Sabendo da alta toxicidade do tártaro emético, Gaspar Vianna diluiu-o em soro fisiológico para, posteriormente, injetá-lo no paciente, o que tornou a droga tolerável, embora muito dolorosa, pontuou Benchimol. No episódio da primeira tentativa de tratamento com o tártaro emético, Gaspar Vianna contou com a sorte. “Ele escolheu um paciente da enfermaria da Santa Casa do Rio de Janeiro para fazer o teste. No dia seguinte, ao chegar para fazer a infusão do medicamento, o paciente tinha morrido. Gaspar Vianna faz a necropsia e não encontra nada que justifique a causa da morte. Talvez, se já tivesse aplicado [a droga], a história poderia ter sido diferente, porque ele iria atribuir o óbito ao antimônio”, afirmou Carvalho no seminário.
Benchimol explicou durante o seminário que, em um processo ainda mal documentado pelos historiadores, o terapêutico de Gaspar Vianna foi substituído por uma forma pentavalente menos tóxica de antimonial. “Introduzida em 1922 pelo médico indiano Upendranath Brahmachari para combater o mortífero calazar [como é conhecida a leishmaniose visceral], tornou-se a base para o tratamento das leishmanioses até hoje. Brahmachari levou sozinho os louros pela vitória, e foi inclusive indicado ao prêmio Nobel em 1929”, afirmou.

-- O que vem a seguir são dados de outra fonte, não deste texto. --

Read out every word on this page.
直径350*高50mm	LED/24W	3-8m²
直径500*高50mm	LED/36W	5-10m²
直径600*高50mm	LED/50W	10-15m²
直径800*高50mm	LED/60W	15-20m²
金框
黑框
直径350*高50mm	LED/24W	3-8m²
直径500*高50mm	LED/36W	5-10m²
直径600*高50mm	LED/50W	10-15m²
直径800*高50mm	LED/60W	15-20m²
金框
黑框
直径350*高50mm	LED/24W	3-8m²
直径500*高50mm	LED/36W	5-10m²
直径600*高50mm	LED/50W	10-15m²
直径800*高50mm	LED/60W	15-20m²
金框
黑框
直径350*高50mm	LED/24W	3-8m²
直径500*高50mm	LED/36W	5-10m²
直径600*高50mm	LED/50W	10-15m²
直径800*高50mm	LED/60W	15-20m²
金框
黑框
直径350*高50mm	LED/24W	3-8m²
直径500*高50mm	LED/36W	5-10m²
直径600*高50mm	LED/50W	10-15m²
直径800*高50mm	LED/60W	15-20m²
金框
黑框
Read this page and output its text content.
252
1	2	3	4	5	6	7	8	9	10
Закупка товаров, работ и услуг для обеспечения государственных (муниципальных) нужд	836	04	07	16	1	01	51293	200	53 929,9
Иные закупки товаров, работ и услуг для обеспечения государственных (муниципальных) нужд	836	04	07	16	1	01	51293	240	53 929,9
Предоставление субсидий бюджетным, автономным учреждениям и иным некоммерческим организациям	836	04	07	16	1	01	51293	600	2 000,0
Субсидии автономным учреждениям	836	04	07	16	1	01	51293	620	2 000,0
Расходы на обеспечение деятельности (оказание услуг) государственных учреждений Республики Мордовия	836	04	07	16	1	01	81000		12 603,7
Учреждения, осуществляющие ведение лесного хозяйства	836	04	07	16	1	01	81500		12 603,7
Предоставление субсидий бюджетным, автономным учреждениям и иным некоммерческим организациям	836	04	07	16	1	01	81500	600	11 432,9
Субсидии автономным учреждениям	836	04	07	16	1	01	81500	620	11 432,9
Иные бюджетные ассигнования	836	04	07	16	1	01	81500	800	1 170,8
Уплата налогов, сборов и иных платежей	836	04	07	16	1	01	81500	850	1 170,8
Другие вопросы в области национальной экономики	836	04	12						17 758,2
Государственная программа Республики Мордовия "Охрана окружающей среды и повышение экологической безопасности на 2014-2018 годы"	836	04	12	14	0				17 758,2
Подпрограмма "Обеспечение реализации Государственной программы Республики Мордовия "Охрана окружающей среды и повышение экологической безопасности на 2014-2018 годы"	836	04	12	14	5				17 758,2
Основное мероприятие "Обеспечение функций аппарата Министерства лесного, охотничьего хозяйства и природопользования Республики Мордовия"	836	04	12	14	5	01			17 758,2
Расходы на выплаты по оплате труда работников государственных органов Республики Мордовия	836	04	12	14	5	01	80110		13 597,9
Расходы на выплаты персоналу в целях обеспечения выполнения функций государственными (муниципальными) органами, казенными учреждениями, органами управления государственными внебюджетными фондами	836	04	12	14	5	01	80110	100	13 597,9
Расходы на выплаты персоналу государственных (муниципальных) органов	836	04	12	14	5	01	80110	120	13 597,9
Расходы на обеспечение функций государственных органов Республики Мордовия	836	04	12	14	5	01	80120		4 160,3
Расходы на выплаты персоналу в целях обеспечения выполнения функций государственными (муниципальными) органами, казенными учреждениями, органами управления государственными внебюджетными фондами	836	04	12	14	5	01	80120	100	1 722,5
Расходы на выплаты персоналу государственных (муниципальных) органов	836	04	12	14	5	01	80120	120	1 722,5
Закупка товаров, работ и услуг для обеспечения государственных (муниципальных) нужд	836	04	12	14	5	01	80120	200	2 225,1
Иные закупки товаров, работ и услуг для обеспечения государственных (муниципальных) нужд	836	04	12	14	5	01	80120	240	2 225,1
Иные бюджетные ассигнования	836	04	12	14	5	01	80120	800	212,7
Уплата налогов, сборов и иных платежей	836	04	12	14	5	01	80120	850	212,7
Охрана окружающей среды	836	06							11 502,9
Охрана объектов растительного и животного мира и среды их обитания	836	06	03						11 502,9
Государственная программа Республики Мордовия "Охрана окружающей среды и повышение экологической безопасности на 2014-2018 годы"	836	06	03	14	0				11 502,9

O cientista morreu em julho de 1914, em decorrência de um incidente ocorrido enquanto trabalhava. Ao realizar a necropsia de um caso de tuberculose pulmonar no Hospital da Santa Casa do Rio de Janeiro, um jato do líquido depositado em uma cavidade torácica do corpo atingiu seu rosto. Em apresentou sintomas da doença e faleceu dois meses depois. “Para Edgar Cerqueira Falcão, somente a descoberta da penicilina teve desdobramentos comparáveis à cura das leishmanioses. Pena que não existisse ainda o antibiótico na época em que Gaspar Vianna infectou-se acidentalmente”, concluiu Benchimol.